Saturday, June 05, 2004

Mourning in America

Or
Deadtime for Ronzo

Or
Death Valley Days
Ronald Wilson Reagan, former B-actor turned 40th president of the United States, died Saturday at the age of 93. Either the heroic Cold Warrior who brought down Communism or a doddering old man who lost control of his government, how you view his legacy probably depends on which side of the aisle you call home, but we can all agree on two things – he wasn’t a very good actor, and he’s dead.

He got his start as a baseball broadcaster, honing his skills for deception by recreating games from teletype accounts and passing them off as live broadcasts. From there he crossed into movies, with a largely unremarkable career, often in cowboy or military roles, with such highlights as George Gipp in Knute Rockne: All American, and opposite a chimp in Bedtime for Bonzo. During his acting career, he twice held the office of President of the Screen Actors Guild, during which time he fully supported the McCarthy witch hunt, ignoring the plight of dozens of blacklisted actors.

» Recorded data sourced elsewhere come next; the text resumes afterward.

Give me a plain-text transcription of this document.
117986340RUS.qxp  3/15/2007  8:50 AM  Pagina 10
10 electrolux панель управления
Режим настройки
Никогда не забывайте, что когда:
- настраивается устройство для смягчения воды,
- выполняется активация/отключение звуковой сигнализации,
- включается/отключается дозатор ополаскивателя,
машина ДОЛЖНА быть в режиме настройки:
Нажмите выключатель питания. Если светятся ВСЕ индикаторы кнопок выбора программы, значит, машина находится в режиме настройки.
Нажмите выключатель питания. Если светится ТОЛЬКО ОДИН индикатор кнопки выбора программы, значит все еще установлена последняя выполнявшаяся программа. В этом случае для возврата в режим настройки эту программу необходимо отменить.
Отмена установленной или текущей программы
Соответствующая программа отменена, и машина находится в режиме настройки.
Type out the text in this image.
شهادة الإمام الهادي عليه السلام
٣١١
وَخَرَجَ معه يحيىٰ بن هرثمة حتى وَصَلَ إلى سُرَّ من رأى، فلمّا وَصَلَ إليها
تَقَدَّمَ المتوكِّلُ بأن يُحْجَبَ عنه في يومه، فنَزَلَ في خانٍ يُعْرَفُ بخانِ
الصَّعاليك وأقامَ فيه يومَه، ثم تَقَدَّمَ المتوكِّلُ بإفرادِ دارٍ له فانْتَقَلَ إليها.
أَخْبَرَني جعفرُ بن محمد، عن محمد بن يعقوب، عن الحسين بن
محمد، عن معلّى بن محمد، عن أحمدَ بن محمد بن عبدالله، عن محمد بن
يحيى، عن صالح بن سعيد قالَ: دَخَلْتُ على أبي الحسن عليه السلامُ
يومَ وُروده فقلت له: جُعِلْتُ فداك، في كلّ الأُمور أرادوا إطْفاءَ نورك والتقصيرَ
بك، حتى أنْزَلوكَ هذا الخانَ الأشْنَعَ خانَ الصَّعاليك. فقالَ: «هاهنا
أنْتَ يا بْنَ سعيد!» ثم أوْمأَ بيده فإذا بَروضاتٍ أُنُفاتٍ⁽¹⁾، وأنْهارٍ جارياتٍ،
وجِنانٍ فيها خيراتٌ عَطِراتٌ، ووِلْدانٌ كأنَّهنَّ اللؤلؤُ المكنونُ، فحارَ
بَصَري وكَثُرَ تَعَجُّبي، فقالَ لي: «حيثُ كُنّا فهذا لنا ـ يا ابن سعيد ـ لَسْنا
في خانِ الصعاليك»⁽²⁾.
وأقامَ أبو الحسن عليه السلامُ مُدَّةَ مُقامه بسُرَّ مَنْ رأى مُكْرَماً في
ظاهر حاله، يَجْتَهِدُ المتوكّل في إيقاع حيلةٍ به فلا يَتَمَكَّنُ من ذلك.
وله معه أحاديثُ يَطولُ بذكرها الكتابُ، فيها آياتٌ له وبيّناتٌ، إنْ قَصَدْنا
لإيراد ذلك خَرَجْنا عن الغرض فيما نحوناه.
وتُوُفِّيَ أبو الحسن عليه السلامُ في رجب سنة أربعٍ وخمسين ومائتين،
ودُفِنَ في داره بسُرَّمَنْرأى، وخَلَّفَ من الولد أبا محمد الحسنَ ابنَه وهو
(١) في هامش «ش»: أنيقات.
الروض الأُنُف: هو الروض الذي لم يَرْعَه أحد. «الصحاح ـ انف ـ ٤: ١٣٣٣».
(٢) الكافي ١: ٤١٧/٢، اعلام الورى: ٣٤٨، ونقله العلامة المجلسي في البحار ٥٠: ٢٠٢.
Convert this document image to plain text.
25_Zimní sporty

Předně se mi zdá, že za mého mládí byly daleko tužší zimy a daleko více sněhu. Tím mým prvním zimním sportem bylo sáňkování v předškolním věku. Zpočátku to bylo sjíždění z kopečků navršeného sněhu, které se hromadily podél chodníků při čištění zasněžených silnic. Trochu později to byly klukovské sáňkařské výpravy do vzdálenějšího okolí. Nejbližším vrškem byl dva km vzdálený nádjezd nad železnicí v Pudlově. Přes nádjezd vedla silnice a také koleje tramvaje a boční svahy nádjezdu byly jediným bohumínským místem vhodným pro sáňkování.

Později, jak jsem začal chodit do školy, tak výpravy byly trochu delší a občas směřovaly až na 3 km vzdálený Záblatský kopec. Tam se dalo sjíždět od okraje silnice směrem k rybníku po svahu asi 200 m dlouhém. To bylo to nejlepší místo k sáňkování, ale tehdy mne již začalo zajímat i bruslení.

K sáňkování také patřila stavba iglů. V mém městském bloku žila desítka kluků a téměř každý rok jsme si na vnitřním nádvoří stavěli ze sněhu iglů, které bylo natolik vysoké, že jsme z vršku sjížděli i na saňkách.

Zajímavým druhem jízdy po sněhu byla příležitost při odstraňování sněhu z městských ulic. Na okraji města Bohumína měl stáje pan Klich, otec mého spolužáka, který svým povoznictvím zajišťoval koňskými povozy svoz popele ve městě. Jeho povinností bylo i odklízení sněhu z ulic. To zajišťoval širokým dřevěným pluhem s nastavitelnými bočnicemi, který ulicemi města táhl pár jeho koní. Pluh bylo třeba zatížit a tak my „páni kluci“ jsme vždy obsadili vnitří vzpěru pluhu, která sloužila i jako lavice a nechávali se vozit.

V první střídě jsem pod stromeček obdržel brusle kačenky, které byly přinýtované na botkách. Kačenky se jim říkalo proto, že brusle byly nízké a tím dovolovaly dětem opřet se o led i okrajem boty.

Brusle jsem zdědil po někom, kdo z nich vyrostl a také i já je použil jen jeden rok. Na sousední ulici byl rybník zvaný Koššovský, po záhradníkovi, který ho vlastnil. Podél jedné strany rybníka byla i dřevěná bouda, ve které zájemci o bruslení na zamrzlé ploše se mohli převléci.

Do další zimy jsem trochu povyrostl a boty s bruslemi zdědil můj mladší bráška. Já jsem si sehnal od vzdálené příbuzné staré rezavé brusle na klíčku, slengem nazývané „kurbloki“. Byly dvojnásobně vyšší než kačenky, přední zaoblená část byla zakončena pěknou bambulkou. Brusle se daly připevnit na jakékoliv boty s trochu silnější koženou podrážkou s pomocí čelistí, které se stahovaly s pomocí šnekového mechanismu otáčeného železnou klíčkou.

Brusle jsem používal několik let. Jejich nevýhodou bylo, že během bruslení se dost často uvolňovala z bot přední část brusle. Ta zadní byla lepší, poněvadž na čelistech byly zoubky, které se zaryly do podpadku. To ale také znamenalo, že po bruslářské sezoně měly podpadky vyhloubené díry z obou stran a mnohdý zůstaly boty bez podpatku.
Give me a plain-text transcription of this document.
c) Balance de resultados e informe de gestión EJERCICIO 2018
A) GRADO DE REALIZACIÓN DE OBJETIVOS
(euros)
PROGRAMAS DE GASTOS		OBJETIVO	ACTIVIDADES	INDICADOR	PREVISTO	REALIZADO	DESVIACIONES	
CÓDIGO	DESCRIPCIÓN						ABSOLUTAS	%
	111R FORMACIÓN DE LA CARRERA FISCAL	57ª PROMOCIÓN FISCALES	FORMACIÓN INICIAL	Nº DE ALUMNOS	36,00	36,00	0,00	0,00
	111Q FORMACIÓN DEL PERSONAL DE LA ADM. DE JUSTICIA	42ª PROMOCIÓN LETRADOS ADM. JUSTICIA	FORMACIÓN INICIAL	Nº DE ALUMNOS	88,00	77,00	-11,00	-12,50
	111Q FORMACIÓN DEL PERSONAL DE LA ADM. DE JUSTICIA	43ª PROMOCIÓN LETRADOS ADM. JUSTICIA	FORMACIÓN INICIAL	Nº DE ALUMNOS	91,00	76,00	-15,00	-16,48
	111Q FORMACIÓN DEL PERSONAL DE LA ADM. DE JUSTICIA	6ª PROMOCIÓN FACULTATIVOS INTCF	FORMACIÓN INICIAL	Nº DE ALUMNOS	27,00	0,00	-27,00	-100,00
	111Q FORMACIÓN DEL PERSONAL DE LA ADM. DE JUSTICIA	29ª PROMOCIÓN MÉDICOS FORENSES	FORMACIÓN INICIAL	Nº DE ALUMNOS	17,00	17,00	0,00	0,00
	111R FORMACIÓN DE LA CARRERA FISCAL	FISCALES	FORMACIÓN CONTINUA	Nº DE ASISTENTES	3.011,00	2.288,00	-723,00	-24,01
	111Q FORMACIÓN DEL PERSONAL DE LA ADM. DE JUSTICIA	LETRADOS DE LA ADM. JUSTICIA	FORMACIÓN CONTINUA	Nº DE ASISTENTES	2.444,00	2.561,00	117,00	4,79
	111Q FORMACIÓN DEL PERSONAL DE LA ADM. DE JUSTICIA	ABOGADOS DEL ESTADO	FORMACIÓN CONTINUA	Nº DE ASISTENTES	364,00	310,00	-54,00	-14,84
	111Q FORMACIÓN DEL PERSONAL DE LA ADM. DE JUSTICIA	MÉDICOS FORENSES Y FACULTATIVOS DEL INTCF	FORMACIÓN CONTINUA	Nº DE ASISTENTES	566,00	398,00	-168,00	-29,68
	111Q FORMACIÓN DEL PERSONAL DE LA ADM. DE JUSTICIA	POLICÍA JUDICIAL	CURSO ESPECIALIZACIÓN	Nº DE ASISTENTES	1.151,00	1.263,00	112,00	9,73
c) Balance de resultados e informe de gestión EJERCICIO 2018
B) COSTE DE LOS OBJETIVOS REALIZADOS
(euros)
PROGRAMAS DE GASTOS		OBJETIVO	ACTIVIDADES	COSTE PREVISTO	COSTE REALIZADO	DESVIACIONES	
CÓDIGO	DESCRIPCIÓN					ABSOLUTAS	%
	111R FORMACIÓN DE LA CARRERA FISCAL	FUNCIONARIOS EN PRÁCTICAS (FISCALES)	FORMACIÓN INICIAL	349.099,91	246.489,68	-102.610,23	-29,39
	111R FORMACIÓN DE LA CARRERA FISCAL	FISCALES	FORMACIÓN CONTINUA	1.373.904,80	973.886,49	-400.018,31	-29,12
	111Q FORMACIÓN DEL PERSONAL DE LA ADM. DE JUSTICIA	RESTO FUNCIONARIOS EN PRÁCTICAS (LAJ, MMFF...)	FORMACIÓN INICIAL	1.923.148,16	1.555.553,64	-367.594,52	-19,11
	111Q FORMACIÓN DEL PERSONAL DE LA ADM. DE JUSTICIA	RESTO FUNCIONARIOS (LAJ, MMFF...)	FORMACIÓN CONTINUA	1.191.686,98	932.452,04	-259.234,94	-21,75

In 1980, with American pride at an all time low, Reagan’s amiable patriotism gave the country a much-needed boost, and he won a surprisingly easy election over incumbent Jimmy Carter. He also proved remarkably popular in Iran, as in a stunning coincidence the 52 Americans held hostage there were released on his inauguration day, which surely had nothing to do with any negotiations on his part. Other scandals that failed to stick to the Teflon Ron included the Iran-Contra arms deal and the Housing Urban Development scandal, as a total of 29 members of the Reagan Administration were convicted of a number of offenses while more than 30 others were fired or resigned for legal or ethical violations. For those scoring at home, that’s 29 more convictions than occurred during the Clinton Administration.

Reagan also had the good fortune of being in the right place when 40 years of Communism’s imponderable weight caused the Soviet Union to begin to collapse onto itself. Probably a bit of karmic balance after being in the wrong place at the wrong time while John Hinckley was helping Jodie Foster decide to become a lesbian.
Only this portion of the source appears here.